A coleção tem uma paleta variada, acrescentada de brilhos e bordados, além de um intenso trabalho de superfícies – resultado de muitos tecidos emendados para criar texturas. Isso só foi possível porque é a primeira vez que João avança no upcycling, por meio do reaproveitamento têxtil – ele comprou amostras em lojas de tecidos e criou com elas. Esse mecanismo também está na reunião de referências, como se muitos retalhos de épocas diversas fossem costurados. Do Renascimento vem os espartilhos, as ancas e as golas. Mas há, ora ou outra, um toque futurista, que escapa na segunda pele de látex ou no tafetá laminado.

A imagem é realmente de sonho, um amontoado de exageros irreais, mas há bastante realidade na maneira como essa coleção foi produzida. “Desenvolvi coisas muito volumosas, roupas matelassadas, mas que são amarradas com corset. A ideia é fantasiar, mas voltar para o chão. É um falso conforto, porque, de repente, tudo te traz para a realidade e revela o aperto que estamos vivendo”, diz.

Não se trata de uma coleção fácil.

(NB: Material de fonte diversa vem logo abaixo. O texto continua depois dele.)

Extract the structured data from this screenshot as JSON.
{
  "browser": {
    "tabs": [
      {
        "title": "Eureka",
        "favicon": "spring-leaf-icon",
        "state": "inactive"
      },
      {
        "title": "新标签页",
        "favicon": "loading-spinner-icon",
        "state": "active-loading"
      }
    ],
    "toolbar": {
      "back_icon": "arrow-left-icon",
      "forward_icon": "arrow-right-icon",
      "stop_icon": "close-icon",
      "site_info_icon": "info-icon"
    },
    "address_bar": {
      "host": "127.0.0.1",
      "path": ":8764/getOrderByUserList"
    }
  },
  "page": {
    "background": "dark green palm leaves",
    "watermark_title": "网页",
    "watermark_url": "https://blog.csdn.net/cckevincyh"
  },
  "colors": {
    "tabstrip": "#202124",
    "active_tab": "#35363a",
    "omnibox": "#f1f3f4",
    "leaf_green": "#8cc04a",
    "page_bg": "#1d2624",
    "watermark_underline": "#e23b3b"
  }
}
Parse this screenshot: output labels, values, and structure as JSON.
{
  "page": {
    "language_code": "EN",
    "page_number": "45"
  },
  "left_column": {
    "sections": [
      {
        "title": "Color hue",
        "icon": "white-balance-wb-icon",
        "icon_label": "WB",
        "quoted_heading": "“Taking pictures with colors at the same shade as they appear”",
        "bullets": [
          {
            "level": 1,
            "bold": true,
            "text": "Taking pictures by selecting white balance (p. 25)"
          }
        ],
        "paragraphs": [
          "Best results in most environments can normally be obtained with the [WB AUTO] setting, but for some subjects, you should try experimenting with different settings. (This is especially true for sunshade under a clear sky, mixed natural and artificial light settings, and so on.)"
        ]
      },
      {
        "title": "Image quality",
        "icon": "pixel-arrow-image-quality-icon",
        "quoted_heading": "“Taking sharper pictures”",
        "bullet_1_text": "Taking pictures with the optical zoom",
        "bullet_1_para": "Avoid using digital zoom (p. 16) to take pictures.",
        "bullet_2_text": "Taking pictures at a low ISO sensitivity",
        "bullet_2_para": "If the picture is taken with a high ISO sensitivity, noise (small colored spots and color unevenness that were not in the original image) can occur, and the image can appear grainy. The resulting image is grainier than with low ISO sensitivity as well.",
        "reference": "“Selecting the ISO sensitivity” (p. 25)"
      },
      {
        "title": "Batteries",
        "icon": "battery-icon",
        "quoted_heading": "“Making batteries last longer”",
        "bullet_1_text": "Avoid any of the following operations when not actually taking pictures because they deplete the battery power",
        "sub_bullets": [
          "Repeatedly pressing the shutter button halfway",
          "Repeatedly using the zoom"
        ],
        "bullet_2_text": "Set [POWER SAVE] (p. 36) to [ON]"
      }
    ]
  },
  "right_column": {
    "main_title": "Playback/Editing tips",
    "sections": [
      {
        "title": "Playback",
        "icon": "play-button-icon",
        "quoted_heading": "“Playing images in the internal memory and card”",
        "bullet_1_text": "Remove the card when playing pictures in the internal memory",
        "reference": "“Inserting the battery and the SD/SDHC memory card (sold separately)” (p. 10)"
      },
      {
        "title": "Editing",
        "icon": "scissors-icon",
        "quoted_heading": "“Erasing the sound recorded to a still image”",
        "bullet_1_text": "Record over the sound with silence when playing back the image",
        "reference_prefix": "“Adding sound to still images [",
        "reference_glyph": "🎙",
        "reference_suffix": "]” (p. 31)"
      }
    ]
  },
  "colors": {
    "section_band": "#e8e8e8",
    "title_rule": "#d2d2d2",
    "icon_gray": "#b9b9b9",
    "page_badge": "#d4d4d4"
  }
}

E vale dizer que, em temporadas passadas, João Pimenta, que já foi bastante julgado pela roupa às vezes teatral, meio alegórica, se esforçou para ficar mais usável, para ser mais aceito. Esta coleção, no entanto, por mais sonhadora ou maluca que seja, é o resultado de um autoexercício de libertação. “Tenho um trabalho com gênero, desde o começo da marca. Sempre olhei para esse lugar. Agora, percebo que não é nem o estilista nem a marca nem a roupa que definie o gênero de uma pessoa. Quem define o gênero da peça é quem compra e a usa. Decidi fazer roupa para ninguém e, ao mesmo tempo, para todo mundo, não sei quem vai encontrar essa peça e vestir. Esso me dá uma liberdade criativa enorme. Me libertei nas formas, nas cores, nas matérias primas. Fiz o que tive vontade sem me importar se ficaria cafona ou bonito. Para mim, essas nomenclaturas perderam o sentido.

A coleção de verão 2022 de João Pimenta contará com um desdobramento mais comercial, versões simplificadas das peças, que chegarão a sua loja e ateliê 15 dias após o desfile. Mas aos loucos, os seus clientes fiéis, àqueles que ele deseja agora um pouco de sonho, ele avisa que a porta já está aberta: a coleção conceitual da passarela já é possível comprar.